Arizona traveled to Hawaii for the Aloha Bowl against Syracuse that was played on Christmas Day. Tomey returned to Honolulu for the first time since 1986, when he was the Hawaii coach before being hired at Arizona in 1987. In the bowl game, the Wildcats had no answer against Syracuse's blitzing defense and the Orangemen's offense put up four touchdowns to pull away and earned a shutout. Arizona ended the season with a 7–5 record. Syracuse is now known as the Orange.

==Awards and honors==
- Darryll Lewis, CB, Pac-10 co-defensive player of the year, Jim Thorpe Award winner, Consensus and AP All-American, First-team all-Pac-10

==Season notes==
- This was the first season in which Arizona played all other teams from the Pac-10 due to conference scheduling, and was the only team to do so. It would be another sixteen years before the Wildcats put all of the conference teams on their season schedule again.
- This season was also the first in which Arizona wore helmets with the newer “Block ‘A’” logo on it. The logo was first designed in 1987 and unveiled in 1989 and alternated with the older “A” logo (a large “A” in red) during the previous season. The new “A” appeared at midfield at Arizona Stadium in 1989 and became the official logo in this year and continues to be used on the helmets to this day. In addition to the “A” logo, the helmets also featured a red and blue stripe on top. The helmets would be worn until the end of the 2003 season.
- This was the first season that local Tucson television stations KMSB and KTTU aired selected Arizona football and basketball games (both live and replays on tape-delays). KMSB, which would become sister stations with KTTU in 1991, had broadcast Wildcat sports since the late 1960s/early 1970s. Both stations shared broadcasting rights until the end of the 1994 basketball season, when KTTU would become the full-time home for locally-aired Arizona games until 2000.
- Arizona played Illinois for the first time in school history.
- To date, this is Arizona’s most recent win over New Mexico in the regular season. The two teams would not meet again until 1997 and did not play in the regular season again until 2007. This was due to the fact that both teams are in different conferences.
- Arizona won against UCLA at the Rose Bowl for the first time ever, as their previous wins against the Bruins happened in Tucson. The team has yet to appear in the actual Rose Bowl game, however.
- The win over USC was the second time that Arizona beat the Trojans, with the first in 1981, both on the road. The Wildcats would defeat them at home for the first time in the following season.

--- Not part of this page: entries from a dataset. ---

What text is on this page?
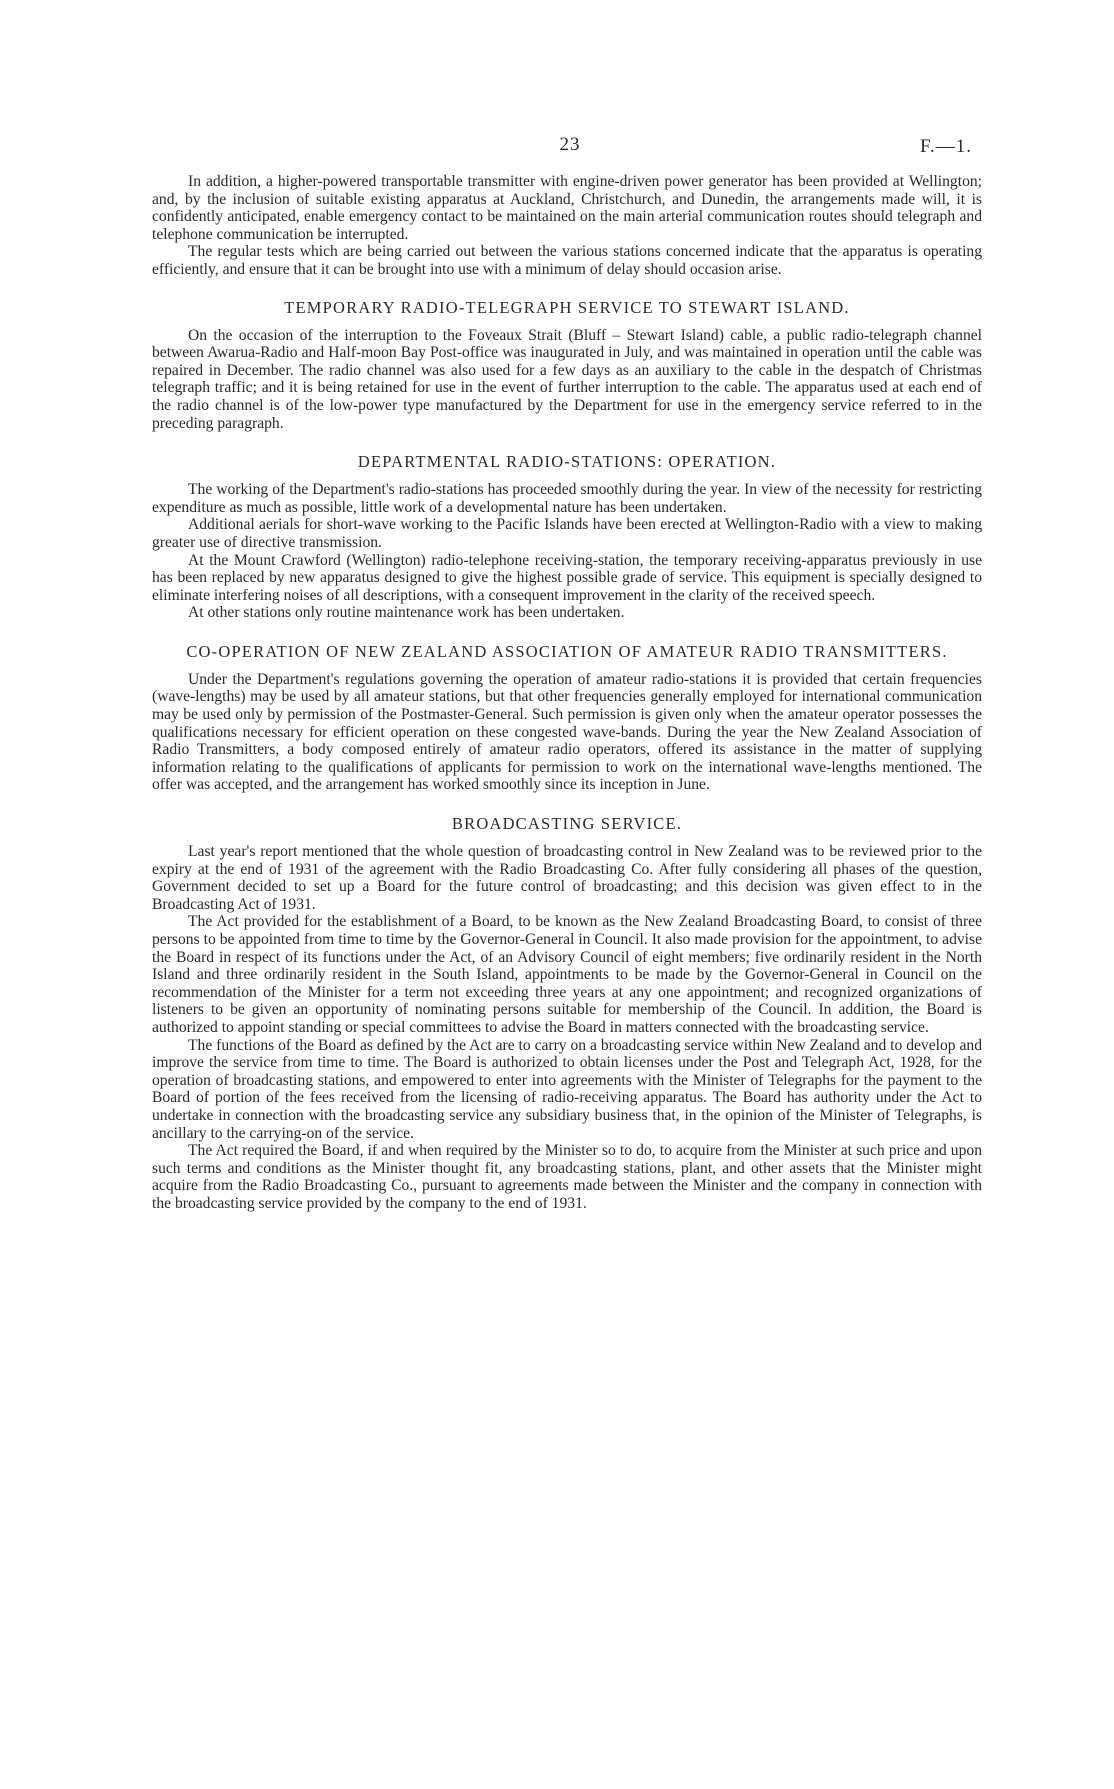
23	F.—1.

In addition, a higher-powered transportable transmitter with engine-driven power generator has been provided at Wellington; and, by the inclusion of suitable existing apparatus at Auckland, Christchurch, and Dunedin, the arrangements made will, it is confidently anticipated, enable emergency contact to be maintained on the main arterial communication routes should telegraph and telephone communication be interrupted.

The regular tests which are being carried out between the various stations concerned indicate that the apparatus is operating efficiently, and ensure that it can be brought into use with a minimum of delay should occasion arise.

TEMPORARY RADIO-TELEGRAPH SERVICE TO STEWART ISLAND.

On the occasion of the interruption to the Foveaux Strait (Bluff – Stewart Island) cable, a public radio-telegraph channel between Awarua-Radio and Half-moon Bay Post-office was inaugurated in July, and was maintained in operation until the cable was repaired in December. The radio channel was also used for a few days as an auxiliary to the cable in the despatch of Christmas telegraph traffic; and it is being retained for use in the event of further interruption to the cable. The apparatus used at each end of the radio channel is of the low-power type manufactured by the Department for use in the emergency service referred to in the preceding paragraph.

DEPARTMENTAL RADIO-STATIONS: OPERATION.

The working of the Department's radio-stations has proceeded smoothly during the year. In view of the necessity for restricting expenditure as much as possible, little work of a developmental nature has been undertaken.

Additional aerials for short-wave working to the Pacific Islands have been erected at Wellington-Radio with a view to making greater use of directive transmission.

At the Mount Crawford (Wellington) radio-telephone receiving-station, the temporary receiving-apparatus previously in use has been replaced by new apparatus designed to give the highest possible grade of service. This equipment is specially designed to eliminate interfering noises of all descriptions, with a consequent improvement in the clarity of the received speech.

At other stations only routine maintenance work has been undertaken.

CO-OPERATION OF NEW ZEALAND ASSOCIATION OF AMATEUR RADIO TRANSMITTERS.

Under the Department's regulations governing the operation of amateur radio-stations it is provided that certain frequencies (wave-lengths) may be used by all amateur stations, but that other frequencies generally employed for international communication may be used only by permission of the Postmaster-General. Such permission is given only when the amateur operator possesses the qualifications necessary for efficient operation on these congested wave-bands. During the year the New Zealand Association of Radio Transmitters, a body composed entirely of amateur radio operators, offered its assistance in the matter of supplying information relating to the qualifications of applicants for permission to work on the international wave-lengths mentioned. The offer was accepted, and the arrangement has worked smoothly since its inception in June.

BROADCASTING SERVICE.

Last year's report mentioned that the whole question of broadcasting control in New Zealand was to be reviewed prior to the expiry at the end of 1931 of the agreement with the Radio Broadcasting Co. After fully considering all phases of the question, Government decided to set up a Board for the future control of broadcasting; and this decision was given effect to in the Broadcasting Act of 1931.

The Act provided for the establishment of a Board, to be known as the New Zealand Broadcasting Board, to consist of three persons to be appointed from time to time by the Governor-General in Council. It also made provision for the appointment, to advise the Board in respect of its functions under the Act, of an Advisory Council of eight members; five ordinarily resident in the North Island and three ordinarily resident in the South Island, appointments to be made by the Governor-General in Council on the recommendation of the Minister for a term not exceeding three years at any one appointment; and recognized organizations of listeners to be given an opportunity of nominating persons suitable for membership of the Council. In addition, the Board is authorized to appoint standing or special committees to advise the Board in matters connected with the broadcasting service.

The functions of the Board as defined by the Act are to carry on a broadcasting service within New Zealand and to develop and improve the service from time to time. The Board is authorized to obtain licenses under the Post and Telegraph Act, 1928, for the operation of broadcasting stations, and empowered to enter into agreements with the Minister of Telegraphs for the payment to the Board of portion of the fees received from the licensing of radio-receiving apparatus. The Board has authority under the Act to undertake in connection with the broadcasting service any subsidiary business that, in the opinion of the Minister of Telegraphs, is ancillary to the carrying-on of the service.

The Act required the Board, if and when required by the Minister so to do, to acquire from the Minister at such price and upon such terms and conditions as the Minister thought fit, any broadcasting stations, plant, and other assets that the Minister might acquire from the Radio Broadcasting Co., pursuant to agreements made between the Minister and the company in connection with the broadcasting service provided by the company to the end of 1931.
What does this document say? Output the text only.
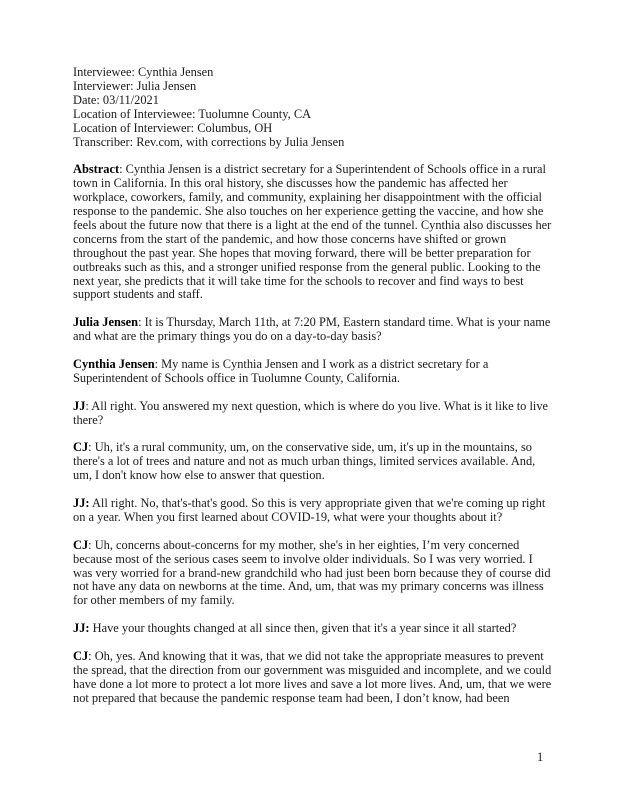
Interviewee: Cynthia Jensen
Interviewer: Julia Jensen
Date: 03/11/2021
Location of Interviewee: Tuolumne County, CA
Location of Interviewer: Columbus, OH
Transcriber: Rev.com, with corrections by Julia Jensen

Abstract: Cynthia Jensen is a district secretary for a Superintendent of Schools office in a rural town in California. In this oral history, she discusses how the pandemic has affected her workplace, coworkers, family, and community, explaining her disappointment with the official response to the pandemic. She also touches on her experience getting the vaccine, and how she feels about the future now that there is a light at the end of the tunnel. Cynthia also discusses her concerns from the start of the pandemic, and how those concerns have shifted or grown throughout the past year. She hopes that moving forward, there will be better preparation for outbreaks such as this, and a stronger unified response from the general public. Looking to the next year, she predicts that it will take time for the schools to recover and find ways to best support students and staff.

Julia Jensen: It is Thursday, March 11th, at 7:20 PM, Eastern standard time. What is your name and what are the primary things you do on a day-to-day basis?

Cynthia Jensen: My name is Cynthia Jensen and I work as a district secretary for a Superintendent of Schools office in Tuolumne County, California.

JJ: All right. You answered my next question, which is where do you live. What is it like to live there?

CJ: Uh, it's a rural community, um, on the conservative side, um, it's up in the mountains, so there's a lot of trees and nature and not as much urban things, limited services available. And, um, I don't know how else to answer that question.

JJ: All right. No, that's-that's good. So this is very appropriate given that we're coming up right on a year. When you first learned about COVID-19, what were your thoughts about it?

CJ: Uh, concerns about-concerns for my mother, she's in her eighties, I’m very concerned because most of the serious cases seem to involve older individuals. So I was very worried. I was very worried for a brand-new grandchild who had just been born because they of course did not have any data on newborns at the time. And, um, that was my primary concerns was illness for other members of my family.

JJ: Have your thoughts changed at all since then, given that it's a year since it all started?

CJ: Oh, yes. And knowing that it was, that we did not take the appropriate measures to prevent the spread, that the direction from our government was misguided and incomplete, and we could have done a lot more to protect a lot more lives and save a lot more lives. And, um, that we were not prepared that because the pandemic response team had been, I don’t know, had been

1
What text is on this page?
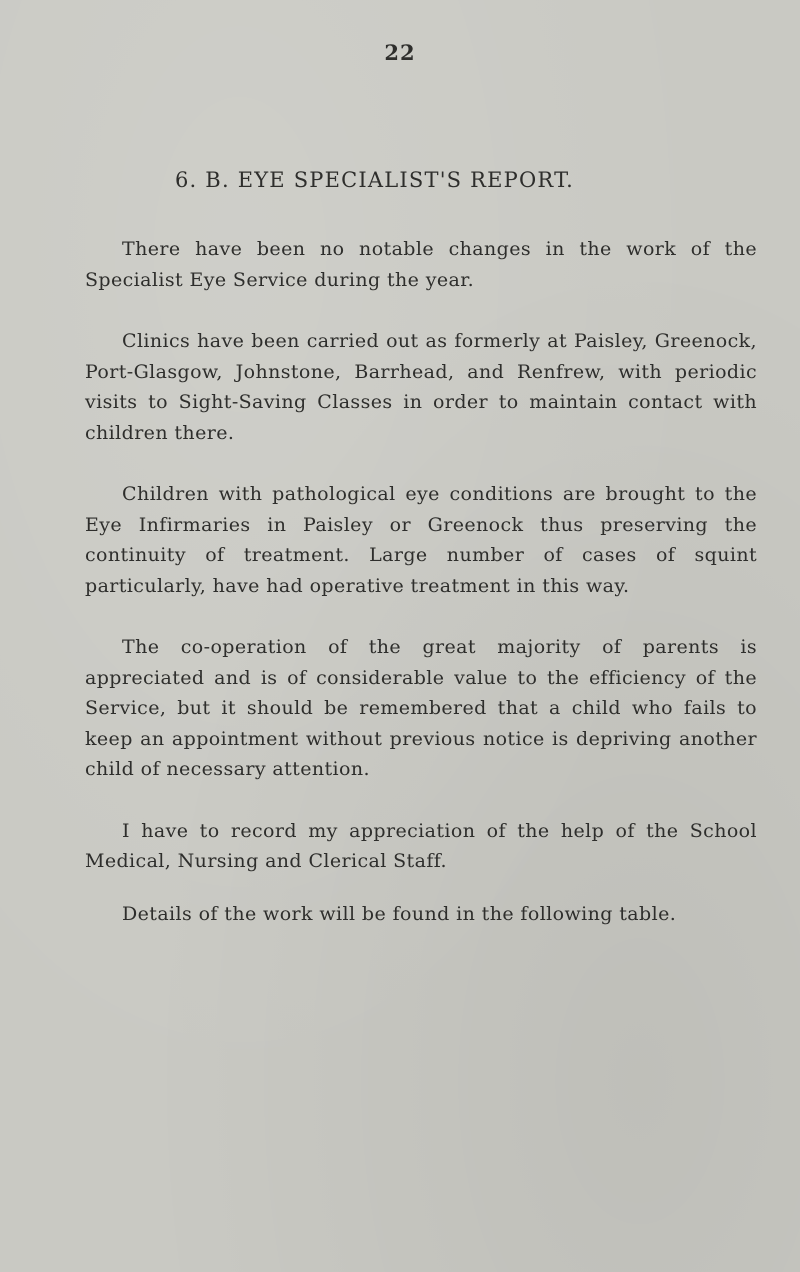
22
6. B. EYE SPECIALIST'S REPORT.

There have been no notable changes in the work of the Specialist Eye Service during the year.

Clinics have been carried out as formerly at Paisley, Greenock, Port-Glasgow, Johnstone, Barrhead, and Renfrew, with periodic visits to Sight-Saving Classes in order to maintain contact with children there.

Children with pathological eye conditions are brought to the Eye Infirmaries in Paisley or Greenock thus preserving the continuity of treatment. Large number of cases of squint particularly, have had operative treatment in this way.

The co-operation of the great majority of parents is appreciated and is of considerable value to the efficiency of the Service, but it should be remembered that a child who fails to keep an appointment without previous notice is depriving another child of necessary attention.

I have to record my appreciation of the help of the School Medical, Nursing and Clerical Staff.

Details of the work will be found in the following table.
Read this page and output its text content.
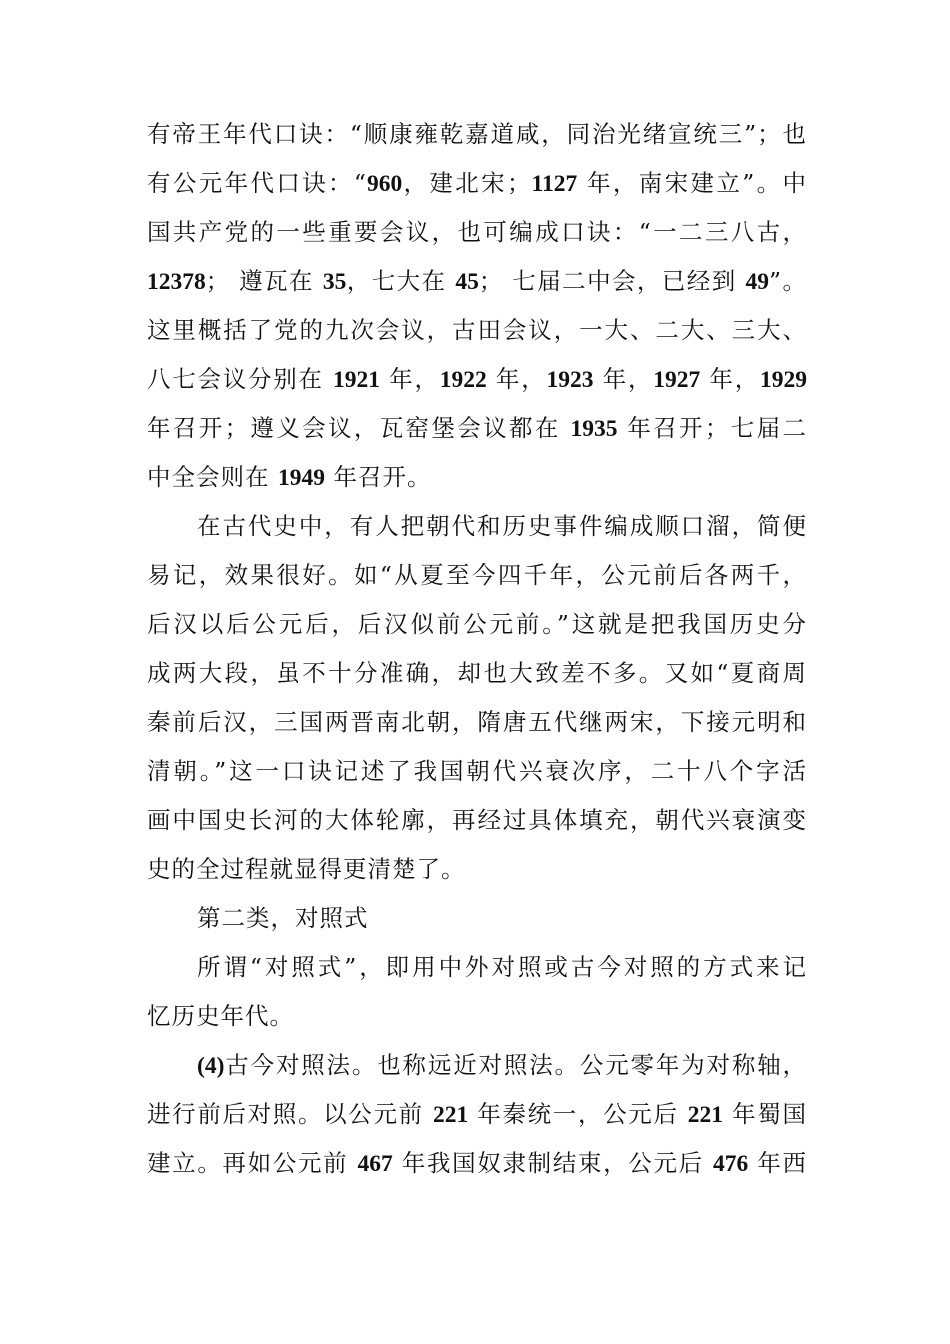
有帝王年代口诀：“顺康雍乾嘉道咸，同治光绪宣统三”；也
有公元年代口诀：“960，建北宋；1127 年，南宋建立”。中
国共产党的一些重要会议，也可编成口诀：“一二三八古，
12378； 遵瓦在 35，七大在 45； 七届二中会，已经到 49”。
这里概括了党的九次会议，古田会议，一大、二大、三大、
八七会议分别在 1921 年，1922 年，1923 年，1927 年，1929
年召开；遵义会议，瓦窑堡会议都在 1935 年召开；七届二
中全会则在 1949 年召开。
在古代史中，有人把朝代和历史事件编成顺口溜，简便
易记，效果很好。如“从夏至今四千年，公元前后各两千，
后汉以后公元后，后汉似前公元前。”这就是把我国历史分
成两大段，虽不十分准确，却也大致差不多。又如“夏商周
秦前后汉，三国两晋南北朝，隋唐五代继两宋，下接元明和
清朝。”这一口诀记述了我国朝代兴衰次序，二十八个字活
画中国史长河的大体轮廓，再经过具体填充，朝代兴衰演变
史的全过程就显得更清楚了。
第二类，对照式
所谓“对照式”，即用中外对照或古今对照的方式来记
忆历史年代。
(4)古今对照法。也称远近对照法。公元零年为对称轴，
进行前后对照。以公元前 221 年秦统一，公元后 221 年蜀国
建立。再如公元前 467 年我国奴隶制结束，公元后 476 年西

- Arizona defeated both of the Los Angeles teams (UCLA and USC) this season for the first time. They would accomplish this feat only twice since then (1999 and 2009).
- With Arizona's win against Arizona State, it may have saved the Wildcats’ season, as a loss would have kept Arizona out of a bowl game because it would have led to a losing conference record which would have the Wildcats ineligible despite having six wins. Arizona narrowly beat ASU and made it to a bowl.
- The defense, led by cornerback Darryll Lewis, was mostly responsible for keeping the Wildcats close in games and resulted in the seven victories. Lewis’ efforts led to him sharing the Pac-10 defensive player of the year honors and receiving the Thorpe Award for the nation's best cornerback, and became the first Wildcat to win a national college football award.
- After losing the Aloha Bowl, Arizona did not get shut out again until 2009, when Nebraska held the Wildcats scoreless in the Holiday Bowl.
- This was the final season for Arizona offensive coordinator Rip Scherer, who accepted the head coaching position at James Madison in 1991.